Markets continued to rebound off the February 11th low with oil and equities posting a third consecutive weekly gain as optimism seems to have replaced concern with regard to an economic slowdown. Since the S&P 500 was down 10% on the year through February 11th, it has rebounded and is now only down 2.1% on the year, with the most beaten up stocks (energy, materials, and industrials) very much leading the way. Emerging markets have bounced over 15% from their mid-February lows as well, with Brazil rallying 22% in the past 15 days on news of more corruption crackdowns including the arrest of former President Luiz Inacio Lula da Silva.

Encouraging economic reports, stabilization in the price of oil, and anticipation of upcoming central bank policies are seemingly supporting factors. Additionally, equity markets had fallen to more attractive valuation levels in the downdraft. The S&P 500 P/E multiple has since moved back up over 17.5x, leaving additional multiple expansion a less likely tailwind to equity markets going forward.

An encouraging February jobs report showed robust hiring by employers but weak wage growth which may serve to keep Fed rate hikes at bay. The ISM Manufacturing report came in better than expected (49.5 vs 48.5), bucking a trend of three straight months of downside misses, but registered a fifth consecutive monthly reading below 50, the longest such streak since July 2009. The composite ISM (services and manufacturing) came in at 52.9, still solidly in expansionary territory. Oil rallied sharply, up 9.6% on the week and 37% off last month’s lows, as the Baker Hughes rig count fell to 489, just one rig more than the 488 record low set in 1999, with data stretching back to 1948! Continued discussion of OPEC and non-OPEC production freezes also provided a stabilizing force for oil prices.
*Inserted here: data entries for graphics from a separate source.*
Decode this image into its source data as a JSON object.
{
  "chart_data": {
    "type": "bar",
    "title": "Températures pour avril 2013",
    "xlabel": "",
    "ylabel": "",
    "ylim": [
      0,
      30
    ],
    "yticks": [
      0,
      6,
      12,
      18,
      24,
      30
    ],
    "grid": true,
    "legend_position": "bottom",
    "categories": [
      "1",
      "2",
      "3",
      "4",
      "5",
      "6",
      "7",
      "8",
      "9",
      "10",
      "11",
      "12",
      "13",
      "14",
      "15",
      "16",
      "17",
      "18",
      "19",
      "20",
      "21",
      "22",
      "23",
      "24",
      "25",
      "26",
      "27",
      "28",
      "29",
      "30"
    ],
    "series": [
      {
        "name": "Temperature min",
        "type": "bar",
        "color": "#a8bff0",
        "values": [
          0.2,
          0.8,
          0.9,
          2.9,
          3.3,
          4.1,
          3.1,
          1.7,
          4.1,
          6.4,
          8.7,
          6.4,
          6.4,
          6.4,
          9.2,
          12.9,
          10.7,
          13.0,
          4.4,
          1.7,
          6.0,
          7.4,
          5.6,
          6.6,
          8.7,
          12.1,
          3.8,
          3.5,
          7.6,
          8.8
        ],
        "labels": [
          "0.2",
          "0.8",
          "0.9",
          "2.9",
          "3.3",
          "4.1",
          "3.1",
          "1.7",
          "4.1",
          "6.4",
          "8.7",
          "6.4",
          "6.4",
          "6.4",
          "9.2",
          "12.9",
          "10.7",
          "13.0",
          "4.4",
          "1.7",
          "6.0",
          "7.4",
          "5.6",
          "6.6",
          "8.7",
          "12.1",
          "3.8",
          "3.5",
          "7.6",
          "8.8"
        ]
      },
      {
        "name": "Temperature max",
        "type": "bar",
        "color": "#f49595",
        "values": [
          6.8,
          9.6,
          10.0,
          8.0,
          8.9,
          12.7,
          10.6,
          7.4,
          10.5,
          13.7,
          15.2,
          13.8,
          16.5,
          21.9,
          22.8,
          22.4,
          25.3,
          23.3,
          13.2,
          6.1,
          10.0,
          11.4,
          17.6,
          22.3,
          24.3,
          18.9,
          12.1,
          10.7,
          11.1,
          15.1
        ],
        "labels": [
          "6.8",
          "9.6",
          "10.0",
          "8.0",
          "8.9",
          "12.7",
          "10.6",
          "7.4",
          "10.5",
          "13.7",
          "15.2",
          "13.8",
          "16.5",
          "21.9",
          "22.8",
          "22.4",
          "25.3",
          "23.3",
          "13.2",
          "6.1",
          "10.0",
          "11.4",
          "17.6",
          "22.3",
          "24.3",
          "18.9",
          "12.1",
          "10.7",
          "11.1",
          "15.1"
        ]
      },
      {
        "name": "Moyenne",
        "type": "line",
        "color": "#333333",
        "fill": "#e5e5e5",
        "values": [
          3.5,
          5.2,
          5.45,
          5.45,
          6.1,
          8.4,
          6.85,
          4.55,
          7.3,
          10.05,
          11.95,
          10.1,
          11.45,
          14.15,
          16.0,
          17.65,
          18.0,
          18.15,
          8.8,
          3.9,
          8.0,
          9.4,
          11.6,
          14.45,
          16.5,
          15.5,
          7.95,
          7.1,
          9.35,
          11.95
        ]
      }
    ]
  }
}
Central bank maneuvers and the earnings recession in the U.S. remain a concern. Year over year fourth quarter S&P 500 earnings fell for a third consecutive quarter by 3.4% and are projected to fall another 8% in the first quarter of 2016. Rarely have markets experienced an earnings recession of this sort in the absence of an economic contraction. Meanwhile, upcoming central bank meetings carry expectations of either dovish support (ECB 3/10) or no action (Fed 3/16 and BOJ 3/15), leaving an overall stimulus monetary tone on the markets.